Motion made and Question proposed,— That a Select Committee be appointed to inquire into the allegations contained in the Petition of William Henry Barber, presented upon the 27th day of April last, and to consider and report whether any and what redress should be afforded to the Petitioner; or whether any and what other steps should be taken in reference to the matters alleged.


said, that he thought that the circumstances of this case were so peculiar that they might be considered exceptional. It might, of course, be argued that it was very dangerous to lay down anything approaching to a general rule, that where a person had been legally convicted he should have a claim upon the Government for compensation in case that conviction proved to be wrong. He was ready to admit, that as a general rule that was true, but every rule admitted au exception, and this case he thought was so exceptional and peculiar that the inquiry ought not to be refused. What the result of the Committee might be it was, of course, impossible to say, but there was great difficulty in introducing into the Vote a direct recognition, on the part of the House, of a claim for redress, such as might be considered to arise from the hon. Gentleman's Motion as it then stood on the paper. He trusted, therefore, that the hon. Gentleman would not object to alter the terms of his Motion by striking out of it the last line but one, and allowing it to stand as he (Sir John Pakington) would suggest:— That a Select Committee be appointed to inquire into the allegations contained in a petition presented to the House by William Henry Barber on the 27th April last, and to consider and report whether any, and what, steps shall be taken in reference thereto. In conceding thus much, he was influenced by a very strong sense of the peculiar circumstances of this case, and of the dreadful sufferings to which, beyond all doubt, Mr. Barber was exposed—sufferings far beyond anything like a due punishment for the indiscretion and imprudence with which alone, according to the admission of the Secretary of State who was in office when his innocence was established, Mr.

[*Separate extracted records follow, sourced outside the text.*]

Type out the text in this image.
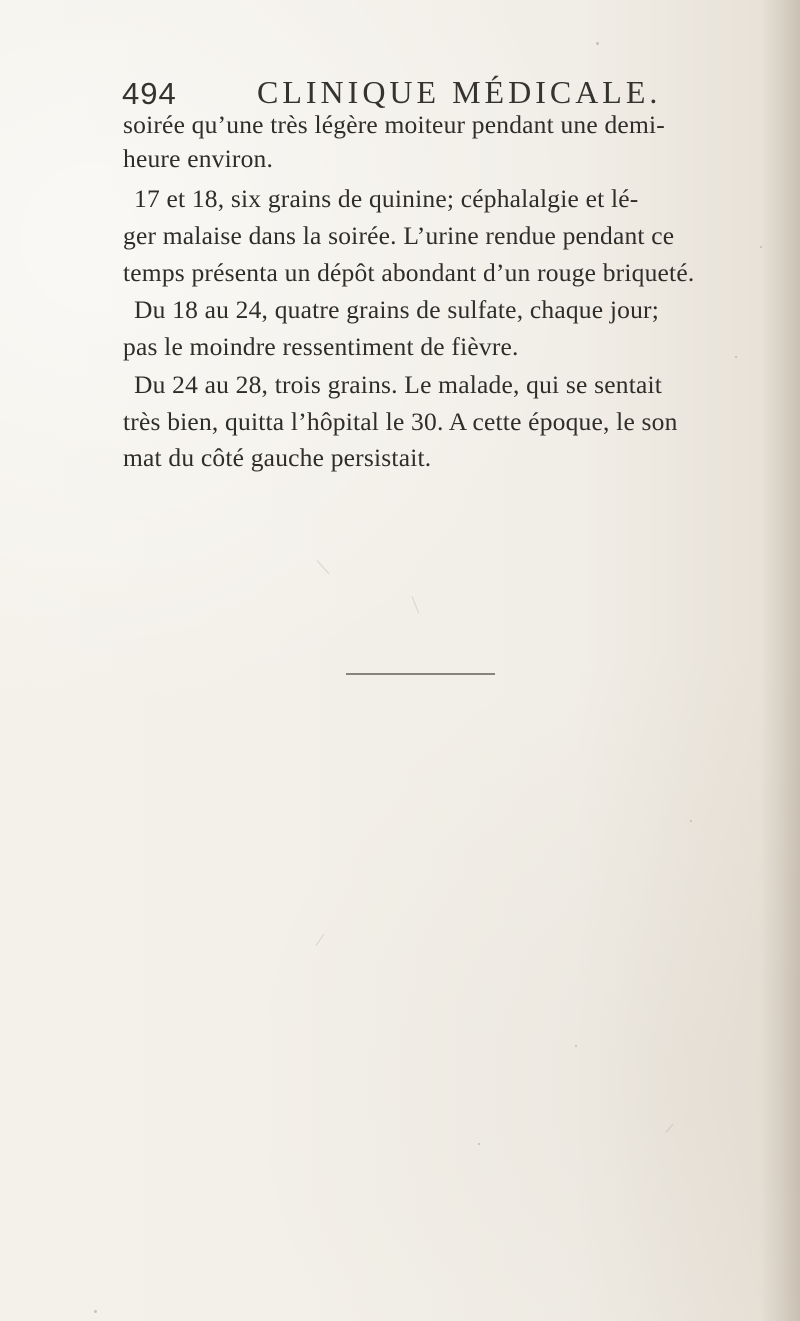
494	CLINIQUE MÉDICALE.
soirée qu’une très légère moiteur pendant une demi-
heure environ.
17 et 18, six grains de quinine; céphalalgie et lé-
ger malaise dans la soirée. L’urine rendue pendant ce
temps présenta un dépôt abondant d’un rouge briqueté.
Du 18 au 24, quatre grains de sulfate, chaque jour;
pas le moindre ressentiment de fièvre.
Du 24 au 28, trois grains. Le malade, qui se sentait
très bien, quitta l’hôpital le 30. A cette époque, le son
mat du côté gauche persistait.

Barber could be charged. Under these circumstances, he was ready to accede to the Motion if it were amended as he had suggested.


said, he did not wish to prolong the discussion, or to offer the slightest objection to the Motion. He should recommend his hon. Friend to consent at once to the proposal of the right hon. Baronet. After having gone through the whole case frequently, he (Mr. Bright) was quite sure that the right hon. Gentleman's conduct would be sanctioned by every person in England who had studied the matter at all. He did not wish to establish a precedent, but if the law precedents and institutions of the courts of this country had committed so grievous a wrong against one of its citizens, any one who supposed that the people of this country would not be willing to make sonic compensation or the other, would commit a most grievous error with regard to the people of England, and would slander them in a way in which he would not wish to be guilty. Judging from the sentiments of the press of the country, he thought that the course which the right hon. Gentleman had taken on behalf of his colleagues would receive commendation from every one who had considered this very painful case.


intimated his readiness to assent to the change in the Motion proposed by the right hon. Baronet the First Lord of the Admiralty.


said, he feared that an inquiry into the allegations contained in the petition of Mr. Barber, as stated in the Motion, would not be sufficiently wide to embrace the whole of that gentleman's case.

Select Committee appointed, To inquire into the allegations contained in. the Petition of William Henry Barber, presented upon the 27th day of April last, and to consider and report whether any or what steps should be taken in reference thereto.